To date, only three studies have examined relationships between the experience of stressors/trauma and HCC in children, and none have looked at traumatic events more than 12 months prior to HCC sampling. Groeneveld et al. (2013) collected a hair sample that included growth for three months prior to, and two months after, school entry in a cohort of children and found that HCC rose significantly at school entry, an effect associated with high temperamental fearfulness. Vanaelst et al. (2012) examined different cortisol methods and stressors over the prior 12 months in elementary school girls and found that average morning salivary cortisol reflected recent stress (three months), whereas HCC better reflected chronic stress (6–12 months), with positive associations present for both. Using the same cohort, Vanaelst et al. (2013) also examined the relationship between levels of hair cortisone (a metabolite of cortisol) and significant life events and found that hair cortisone was positively associated with both an overall life-event score and a negative life-event score for the prior six months. Three studies have been conducted with HCC in 1-year old infants, and report positive associations with parenting stress (Palmer et al., 2013), certain sociodemographic risk factors, both prenatal (Karlen et al., 2013) and post-natal (Karlen et al., 2015), and with subsequent risk for childhood disease onset to the age of 10 years (Karlen et al., 2015). This suggests that HCC (and cortisone) may be a useful biomarker of stressor/trauma exposure. However, it also raises some important questions, such as whether this association persists after comprehensive adjustment for other relevant variables, including general demographic factors (age, sex, BMI) and state psychological symptoms.

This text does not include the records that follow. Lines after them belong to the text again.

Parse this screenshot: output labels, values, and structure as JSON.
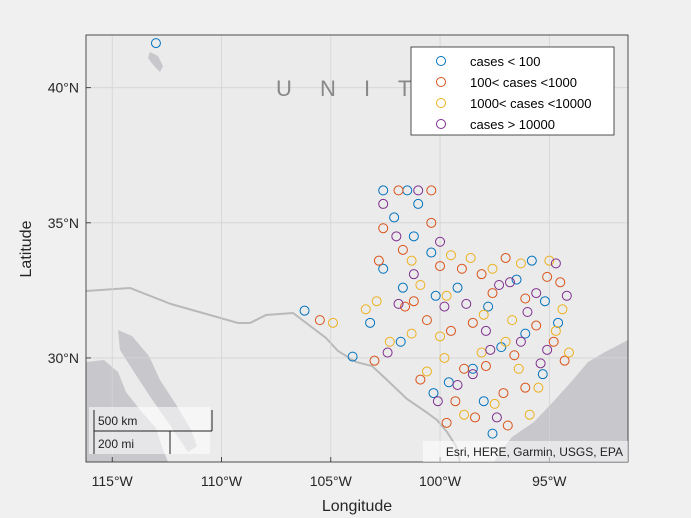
{
  "map": {
    "basemap_text": "U N I T E",
    "attribution": "Esri, HERE, Garmin, USGS, EPA",
    "scalebar_km": "500 km",
    "scalebar_mi": "200 mi",
    "xlabel": "Longitude",
    "ylabel": "Latitude",
    "lon_range": [
      -116.2,
      -91.4
    ],
    "lat_range": [
      26.15,
      41.95
    ],
    "x_ticks": [
      {
        "value": -115,
        "label": "115°W"
      },
      {
        "value": -110,
        "label": "110°W"
      },
      {
        "value": -105,
        "label": "105°W"
      },
      {
        "value": -100,
        "label": "100°W"
      },
      {
        "value": -95,
        "label": "95°W"
      }
    ],
    "y_ticks": [
      {
        "value": 30,
        "label": "30°N"
      },
      {
        "value": 35,
        "label": "35°N"
      },
      {
        "value": 40,
        "label": "40°N"
      }
    ],
    "colors": {
      "background": "#f0f0f0",
      "land": "#ebebeb",
      "water": "#c8c8cc",
      "border": "#b9b9b9",
      "grid": "#d4d4d4"
    }
  },
  "legend": {
    "items": [
      {
        "label": " cases < 100",
        "color": "#0072bd"
      },
      {
        "label": "100< cases <1000",
        "color": "#d95319"
      },
      {
        "label": "1000< cases <10000",
        "color": "#edb120"
      },
      {
        "label": "cases > 10000",
        "color": "#7e2f8e"
      }
    ]
  },
  "chart_data": {
    "type": "scatter",
    "title": "",
    "xlabel": "Longitude",
    "ylabel": "Latitude",
    "series": [
      {
        "name": " cases < 100",
        "color": "#0072bd",
        "points": [
          [
            -113.0,
            41.65
          ],
          [
            -106.2,
            31.75
          ],
          [
            -104.0,
            30.05
          ],
          [
            -102.6,
            36.2
          ],
          [
            -101.5,
            36.2
          ],
          [
            -101.0,
            35.7
          ],
          [
            -102.1,
            35.2
          ],
          [
            -101.2,
            34.5
          ],
          [
            -100.4,
            33.9
          ],
          [
            -102.6,
            33.3
          ],
          [
            -101.7,
            32.6
          ],
          [
            -100.2,
            32.3
          ],
          [
            -99.2,
            32.6
          ],
          [
            -97.8,
            31.9
          ],
          [
            -96.5,
            32.9
          ],
          [
            -95.8,
            33.6
          ],
          [
            -95.2,
            32.1
          ],
          [
            -94.6,
            31.3
          ],
          [
            -97.2,
            30.4
          ],
          [
            -98.5,
            29.6
          ],
          [
            -99.6,
            29.1
          ],
          [
            -96.1,
            30.9
          ],
          [
            -95.3,
            29.4
          ],
          [
            -98.0,
            28.4
          ],
          [
            -97.6,
            27.2
          ],
          [
            -100.3,
            28.7
          ],
          [
            -101.8,
            30.6
          ],
          [
            -103.2,
            31.3
          ]
        ]
      },
      {
        "name": "100< cases <1000",
        "color": "#d95319",
        "points": [
          [
            -105.5,
            31.4
          ],
          [
            -103.0,
            29.9
          ],
          [
            -102.6,
            34.8
          ],
          [
            -101.9,
            36.2
          ],
          [
            -100.4,
            36.2
          ],
          [
            -100.4,
            35.0
          ],
          [
            -101.7,
            34.0
          ],
          [
            -102.8,
            33.6
          ],
          [
            -100.0,
            33.4
          ],
          [
            -99.0,
            33.3
          ],
          [
            -98.1,
            33.1
          ],
          [
            -97.0,
            33.7
          ],
          [
            -101.2,
            32.1
          ],
          [
            -100.6,
            31.4
          ],
          [
            -99.5,
            31.0
          ],
          [
            -98.5,
            31.3
          ],
          [
            -97.6,
            32.4
          ],
          [
            -96.1,
            32.2
          ],
          [
            -95.1,
            33.0
          ],
          [
            -94.5,
            32.8
          ],
          [
            -94.8,
            30.6
          ],
          [
            -96.6,
            30.1
          ],
          [
            -97.9,
            29.7
          ],
          [
            -99.3,
            28.4
          ],
          [
            -98.4,
            27.8
          ],
          [
            -97.1,
            28.7
          ],
          [
            -96.1,
            28.9
          ],
          [
            -94.3,
            29.9
          ],
          [
            -99.7,
            27.6
          ],
          [
            -100.9,
            29.2
          ],
          [
            -101.6,
            31.9
          ],
          [
            -98.9,
            29.6
          ],
          [
            -95.6,
            31.2
          ],
          [
            -96.9,
            27.5
          ]
        ]
      },
      {
        "name": "1000< cases <10000",
        "color": "#edb120",
        "points": [
          [
            -104.9,
            31.3
          ],
          [
            -103.4,
            31.8
          ],
          [
            -102.3,
            30.6
          ],
          [
            -101.3,
            33.6
          ],
          [
            -99.5,
            33.8
          ],
          [
            -98.6,
            33.7
          ],
          [
            -97.6,
            33.3
          ],
          [
            -96.3,
            33.5
          ],
          [
            -95.0,
            33.6
          ],
          [
            -100.9,
            32.7
          ],
          [
            -99.7,
            32.3
          ],
          [
            -98.0,
            31.6
          ],
          [
            -96.7,
            31.4
          ],
          [
            -94.4,
            31.8
          ],
          [
            -94.7,
            31.0
          ],
          [
            -97.0,
            30.6
          ],
          [
            -98.1,
            30.2
          ],
          [
            -99.8,
            30.0
          ],
          [
            -100.6,
            29.5
          ],
          [
            -96.4,
            29.6
          ],
          [
            -95.5,
            28.9
          ],
          [
            -94.1,
            30.2
          ],
          [
            -97.5,
            28.3
          ],
          [
            -98.9,
            27.9
          ],
          [
            -101.3,
            30.9
          ],
          [
            -102.9,
            32.1
          ],
          [
            -100.0,
            30.8
          ],
          [
            -95.9,
            27.9
          ]
        ]
      },
      {
        "name": "cases > 10000",
        "color": "#7e2f8e",
        "points": [
          [
            -102.6,
            35.7
          ],
          [
            -101.0,
            36.2
          ],
          [
            -102.0,
            34.5
          ],
          [
            -100.0,
            34.3
          ],
          [
            -101.2,
            33.1
          ],
          [
            -99.8,
            31.9
          ],
          [
            -98.8,
            32.0
          ],
          [
            -97.3,
            32.7
          ],
          [
            -96.8,
            32.8
          ],
          [
            -95.6,
            32.4
          ],
          [
            -94.7,
            33.5
          ],
          [
            -94.2,
            32.3
          ],
          [
            -97.7,
            30.3
          ],
          [
            -98.5,
            29.4
          ],
          [
            -95.4,
            29.8
          ],
          [
            -95.1,
            30.3
          ],
          [
            -96.3,
            30.6
          ],
          [
            -97.4,
            27.8
          ],
          [
            -99.2,
            29.0
          ],
          [
            -100.1,
            28.4
          ],
          [
            -102.4,
            30.2
          ],
          [
            -101.9,
            32.0
          ],
          [
            -96.0,
            31.7
          ],
          [
            -97.9,
            31.0
          ]
        ]
      }
    ]
  }
}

The purpose of this study was to examine relationships between lifetime exposure to traumatic events, depression and HCC in children. Based on previous findings, it was hypothesized that lifetime exposure to (i) more types of trauma, and to (ii) a greater number of traumatic events (across type), would both be significantly associated with elevated HCC. To examine the relationship between more proximate adverse states and HCC, we also investigated whether current depressive symptoms were associated with HCC. Although the inconsistent findings with adults and lack of studies with children in relation to HCC and depression do not point to a clear hypothesis, we conjecture that sufficiently high levels of depressive symptoms might be associated with elevated HCC (as per Stalder et al., 2014). Given previously identified relationships between HCC and sex (Dettenborn et al., 2012b), age (Dettenborn et al., 2012b) and BMI (Noppe et al., 2014, Veldhorst et al., 2014), we also investigated bivariate relationships between these variables and participants’ HCC, and whether exposure to traumatic events was associated with HCC after controlling for these potential covariates.